The trust bought the 23-hectare former cattle grazing paddocks in 2015 and has so far undertaken extensive earthworks on the property.
Mr Rayner said the earthworks were for roadworks, kerbing and channelling, and to “take the lumps off some of the hills.”
He said the trust planned to first develop about 6-8 hectares (15-20 acres) of the site close to Hopkins Point Road, leaving room for later expansion.
The infrastructure to be built on the site would include public toilets, a workshop and staff amenities, Mr Rayner said.
The new cemetery will cost the trust hundreds of thousands of dollars but has been undertaken because the Warrnambool cemetery on Otway Road, next to the Hopkins River, is close to capacity.
Set up more than 150 years ago, Warrnambool cemetery has about 28,000 recorded burials.
Concept plans for the new cemetery have been developed but detailed planning was still a work in progress, Mr Rayner said.
He said trust members were looking at modern cemeteries to get ideas to create a facility that met contemporary demands.
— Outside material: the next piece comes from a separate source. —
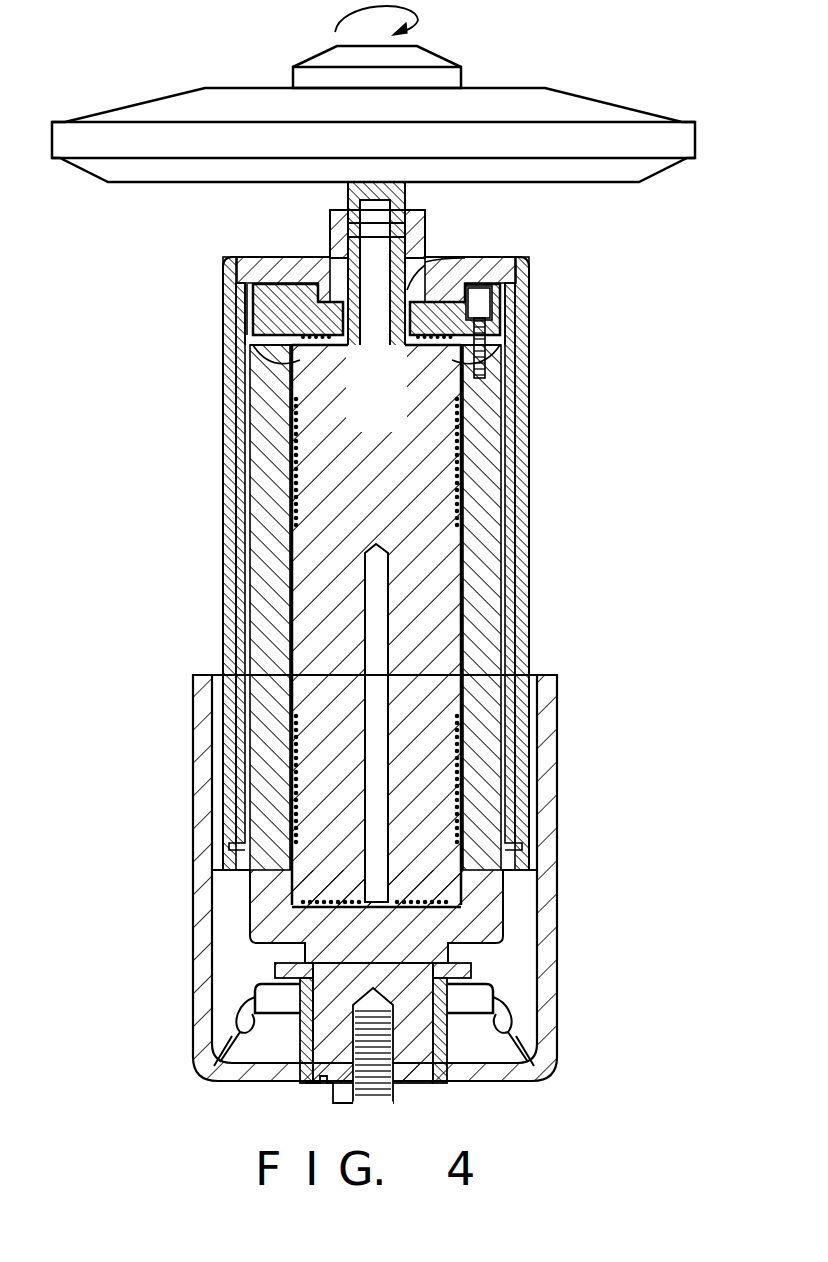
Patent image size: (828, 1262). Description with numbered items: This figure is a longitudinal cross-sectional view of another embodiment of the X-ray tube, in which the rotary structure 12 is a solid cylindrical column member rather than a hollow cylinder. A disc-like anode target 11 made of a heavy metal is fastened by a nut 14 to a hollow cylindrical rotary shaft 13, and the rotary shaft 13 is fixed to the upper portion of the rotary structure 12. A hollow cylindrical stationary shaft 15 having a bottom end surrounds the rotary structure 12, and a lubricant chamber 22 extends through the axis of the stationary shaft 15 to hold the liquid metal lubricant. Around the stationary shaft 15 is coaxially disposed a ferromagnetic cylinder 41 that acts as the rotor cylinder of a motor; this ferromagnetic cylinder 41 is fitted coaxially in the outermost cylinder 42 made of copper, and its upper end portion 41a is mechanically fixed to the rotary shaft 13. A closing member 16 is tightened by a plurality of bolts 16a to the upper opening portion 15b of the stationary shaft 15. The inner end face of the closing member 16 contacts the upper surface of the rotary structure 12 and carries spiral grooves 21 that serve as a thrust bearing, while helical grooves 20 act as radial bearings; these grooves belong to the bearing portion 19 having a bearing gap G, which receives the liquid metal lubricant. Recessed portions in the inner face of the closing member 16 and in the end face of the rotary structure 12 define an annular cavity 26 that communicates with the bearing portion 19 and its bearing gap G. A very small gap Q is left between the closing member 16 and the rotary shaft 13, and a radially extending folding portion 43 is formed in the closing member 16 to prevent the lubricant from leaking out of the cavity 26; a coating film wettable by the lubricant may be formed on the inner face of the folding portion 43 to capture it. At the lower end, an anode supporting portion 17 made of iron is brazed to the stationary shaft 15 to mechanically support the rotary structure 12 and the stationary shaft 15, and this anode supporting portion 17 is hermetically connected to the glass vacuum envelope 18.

The new cemetery...has been undertaken because the Warrnambool cemetery on Otway Road, next to the Hopkins River, is close to capacity.
- Warrnambool Cemetery Trust
“It will not just be all headstones,” he said.
Mr Rayner said the new cemetery was likely to include a garden area and niche wall for people who had been cremated.
However the trust had not yet decided what form that area would take.
Mr Rayner said there were only between 250-260 new plots available at the Otway Road cemetery.
He said the name Tooram Memorial Park was chosen because of the site’s vicinity to the Tooram Stones in the nearby Hopkins River.